Arjuna uvaacha
katham bheeshmamaham sankhye dronam cha madhusoodana |
ishubhihi prati yotsyami poojaarhaavarisoodana || 4 ||

How can I, O Madhusoodana, fight against Bheeshma and Drona with arrows? Both of them are worthy of worship, O Arisoodhana!

katham : how
bheeshmam : Bheeshma
aham : I
sankhye : in battle
dronam : Drona
cha : and
madhusoodana : O Madhusoodana
ishubhihi : with arrows
prati : with
yotsyami : fight
poojaahow : worthy of worship
ari-soodana : O Arisoodana

Shri Krishna’s words jolted Arjuna out of his panic attack and brought him to a state where he was ready to have a conversation. Since Arjuna’s arguments from the previous chapter remained unanswered, hence he continued to insist on relinquishing the war.

Arjuna uses the words “slayer of the demon Madhu” and “slayer of foes” to address Shri Krishna, hinting that it is easy to slay evil individuals but difficult to slay one’s kinsmen.
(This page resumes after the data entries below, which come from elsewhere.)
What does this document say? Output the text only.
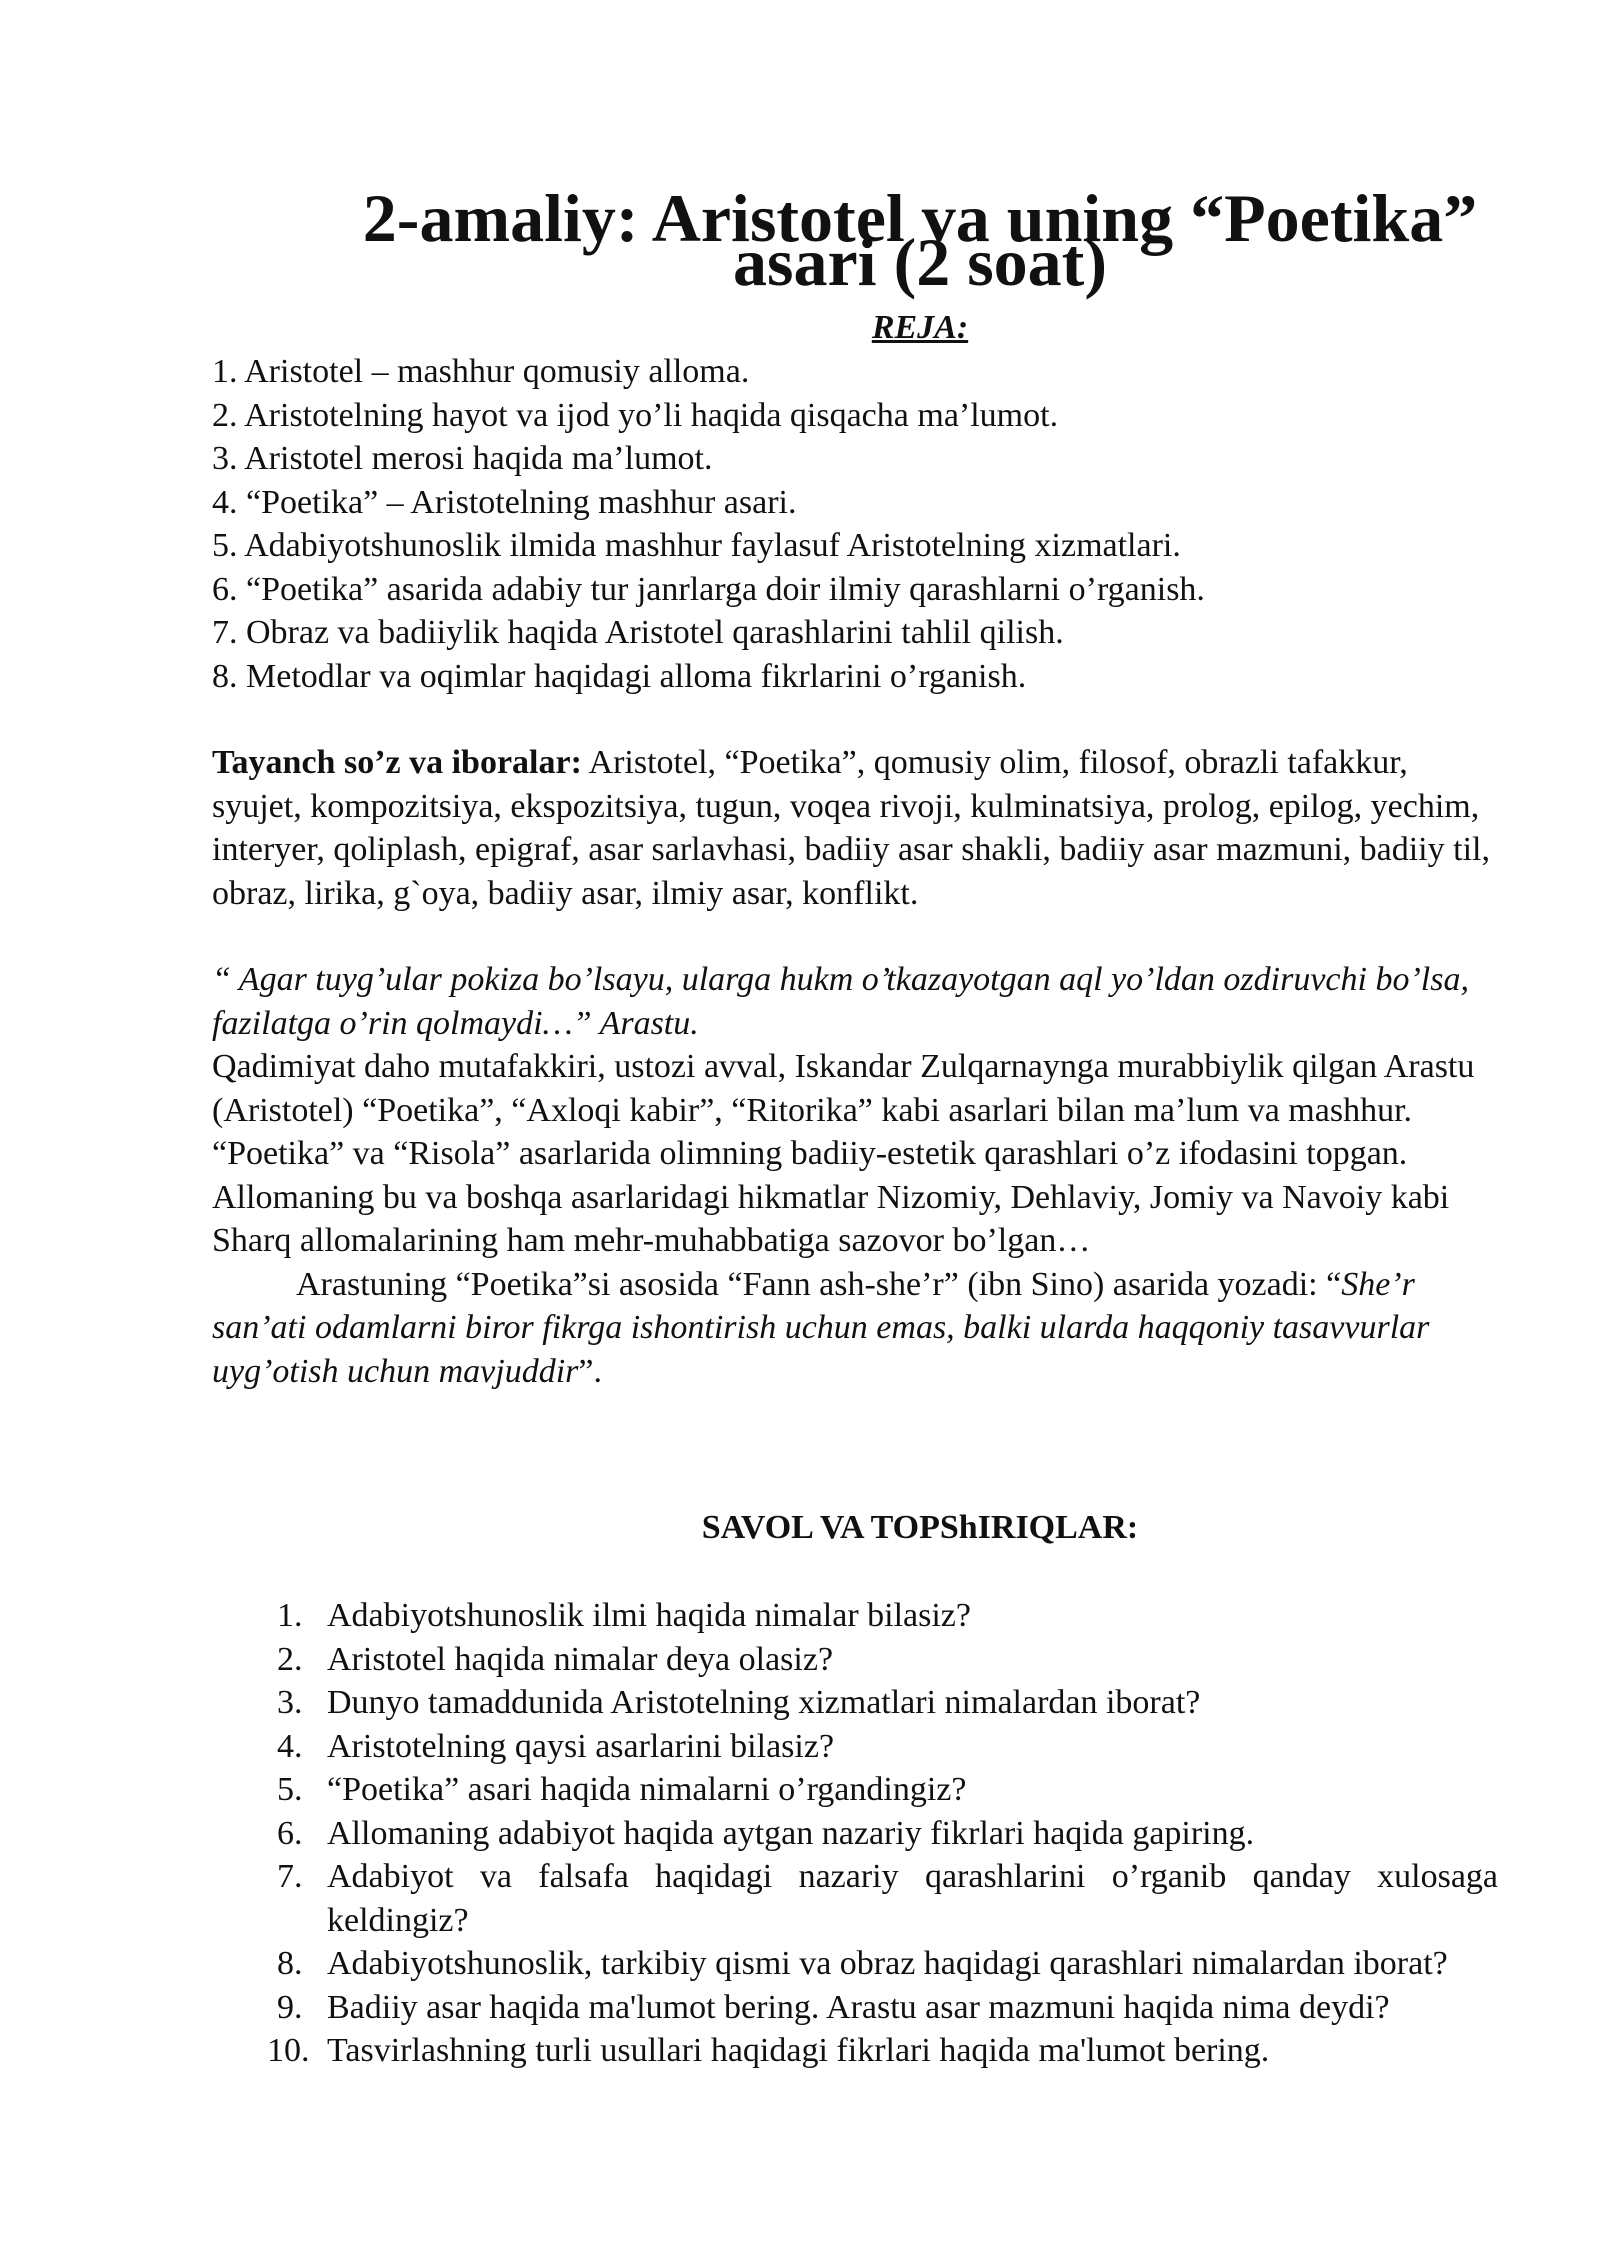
2-amaliy: Aristotel va uning “Poetika” asari (2 soat)
REJA:
1. Aristotel – mashhur qomusiy alloma.
2. Aristotelning hayot va ijod yo’li haqida qisqacha ma’lumot.
3. Aristotel merosi haqida ma’lumot.
4. “Poetika” – Aristotelning mashhur asari.
5. Adabiyotshunoslik ilmida mashhur faylasuf Aristotelning xizmatlari.
6. “Poetika” asarida adabiy tur janrlarga doir ilmiy qarashlarni o’rganish.
7. Obraz va badiiylik haqida Aristotel qarashlarini tahlil qilish.
8. Metodlar va oqimlar haqidagi alloma fikrlarini o’rganish.

Tayanch so’z va iboralar: Aristotel, “Poetika”, qomusiy olim, filosof, obrazli tafakkur, syujet, kompozitsiya, ekspozitsiya, tugun, voqea rivoji, kulminatsiya, prolog, epilog, yechim, interyer, qoliplash, epigraf, asar sarlavhasi, badiiy asar shakli, badiiy asar mazmuni, badiiy til, obraz, lirika, g`oya, badiiy asar, ilmiy asar, konflikt.

“ Agar tuyg’ular pokiza bo’lsayu, ularga hukm o’tkazayotgan aql yo’ldan ozdiruvchi bo’lsa, fazilatga o’rin qolmaydi…” Arastu.

Qadimiyat daho mutafakkiri, ustozi avval, Iskandar Zulqarnaynga murabbiylik qilgan Arastu (Aristotel) “Poetika”, “Axloqi kabir”, “Ritorika” kabi asarlari bilan ma’lum va mashhur. “Poetika” va “Risola” asarlarida olimning badiiy-estetik qarashlari o’z ifodasini topgan. Allomaning bu va boshqa asarlaridagi hikmatlar Nizomiy, Dehlaviy, Jomiy va Navoiy kabi Sharq allomalarining ham mehr-muhabbatiga sazovor bo’lgan…

Arastuning “Poetika”si asosida “Fann ash-she’r” (ibn Sino) asarida yozadi: “She’r san’ati odamlarni biror fikrga ishontirish uchun emas, balki ularda haqqoniy tasavvurlar uyg’otish uchun mavjuddir”.

SAVOL VA TOPShIRIQLAR:
1. Adabiyotshunoslik ilmi haqida nimalar bilasiz?
2. Aristotel haqida nimalar deya olasiz?
3. Dunyo tamaddunida Aristotelning xizmatlari nimalardan iborat?
4. Aristotelning qaysi asarlarini bilasiz?
5. “Poetika” asari haqida nimalarni o’rgandingiz?
6. Allomaning adabiyot haqida aytgan nazariy fikrlari haqida gapiring.
7. Adabiyot va falsafa haqidagi nazariy qarashlarini o’rganib qanday xulosaga keldingiz?
8. Adabiyotshunoslik, tarkibiy qismi va obraz haqidagi qarashlari nimalardan iborat?
9. Badiiy asar haqida ma'lumot bering. Arastu asar mazmuni haqida nima deydi?
10. Tasvirlashning turli usullari haqidagi fikrlari haqida ma'lumot bering.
The fundamental problem still remained unsolved, which is that Arjuna was still holding on to the familial and teacher-student relationships in the context of a battlefield. But on the Kaurava side, Bheeshma and Drona viewed Arjuna as an enemy and not as a student or a family member. They were not under any delusion like Arjuna was.
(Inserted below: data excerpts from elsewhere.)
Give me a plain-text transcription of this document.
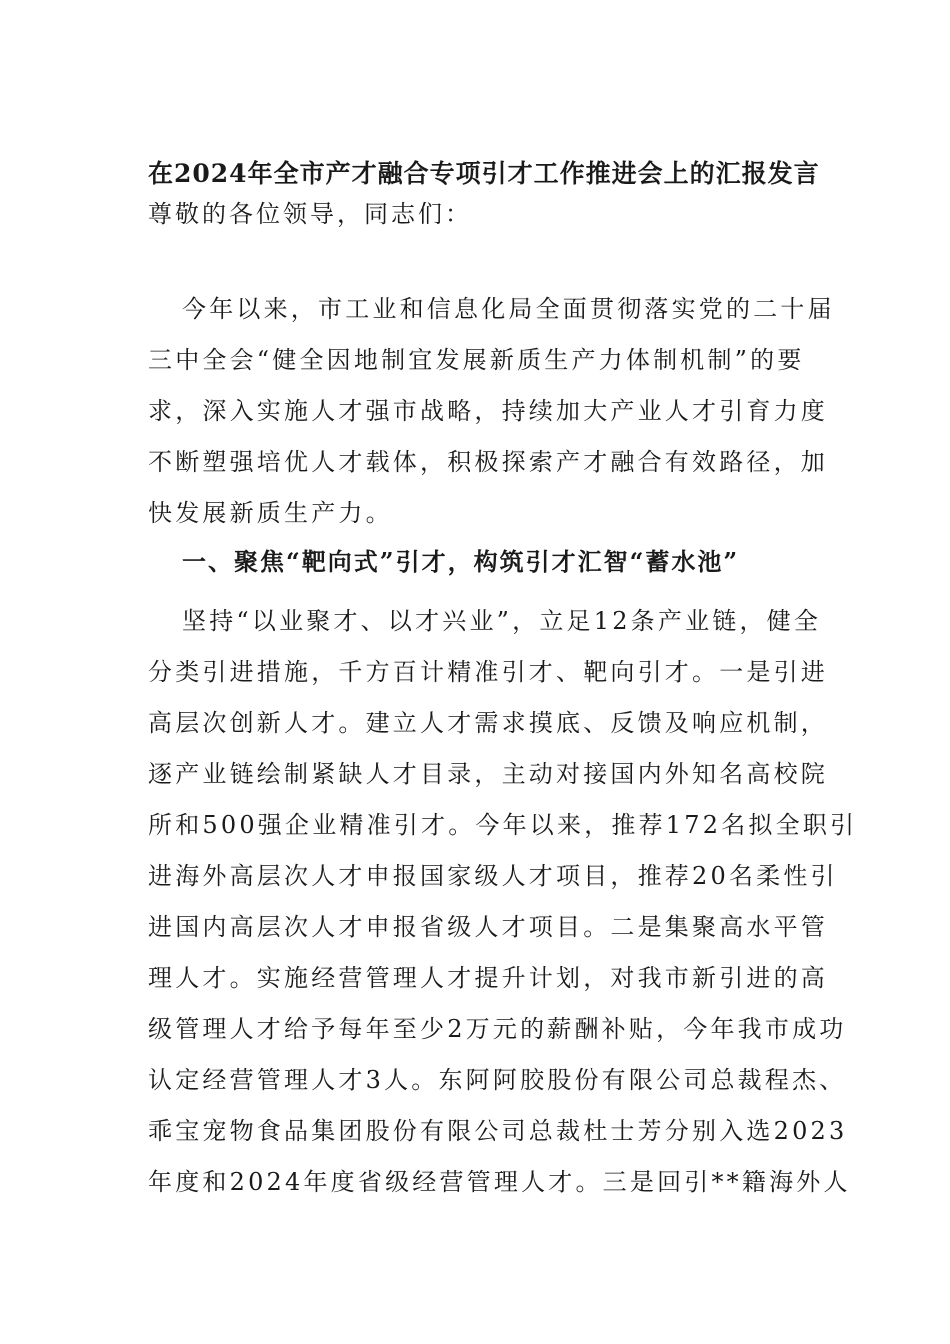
在2024年全市产才融合专项引才工作推进会上的汇报发言
尊敬的各位领导，同志们：
今年以来，市工业和信息化局全面贯彻落实党的二十届
三中全会“健全因地制宜发展新质生产力体制机制”的要
求，深入实施人才强市战略，持续加大产业人才引育力度
不断塑强培优人才载体，积极探索产才融合有效路径，加
快发展新质生产力。
一、聚焦“靶向式”引才，构筑引才汇智“蓄水池”
坚持“以业聚才、以才兴业”，立足12条产业链，健全
分类引进措施，千方百计精准引才、靶向引才。一是引进
高层次创新人才。建立人才需求摸底、反馈及响应机制，
逐产业链绘制紧缺人才目录，主动对接国内外知名高校院
所和500强企业精准引才。今年以来，推荐172名拟全职引
进海外高层次人才申报国家级人才项目，推荐20名柔性引
进国内高层次人才申报省级人才项目。二是集聚高水平管
理人才。实施经营管理人才提升计划，对我市新引进的高
级管理人才给予每年至少2万元的薪酬补贴，今年我市成功
认定经营管理人才3人。东阿阿胶股份有限公司总裁程杰、
乖宝宠物食品集团股份有限公司总裁杜士芳分别入选2023
年度和2024年度省级经营管理人才。三是回引**籍海外人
Can we relate this to an example from our lives? Think of a father and mother who have brought up their children, and like any responsible parents, guided them as to what was right and what was wrong. When the children grow into adults, they now possess the ability to think for themselves, and on occasion will consult their parents on decisions that they need help with.

But, similar to Arjuna’s attachment to his elders, if the parents still hold on to the relationship that existed when their children were young, the children would not consider that to be appropriate behaviour and then this could impact the relationship with their parents.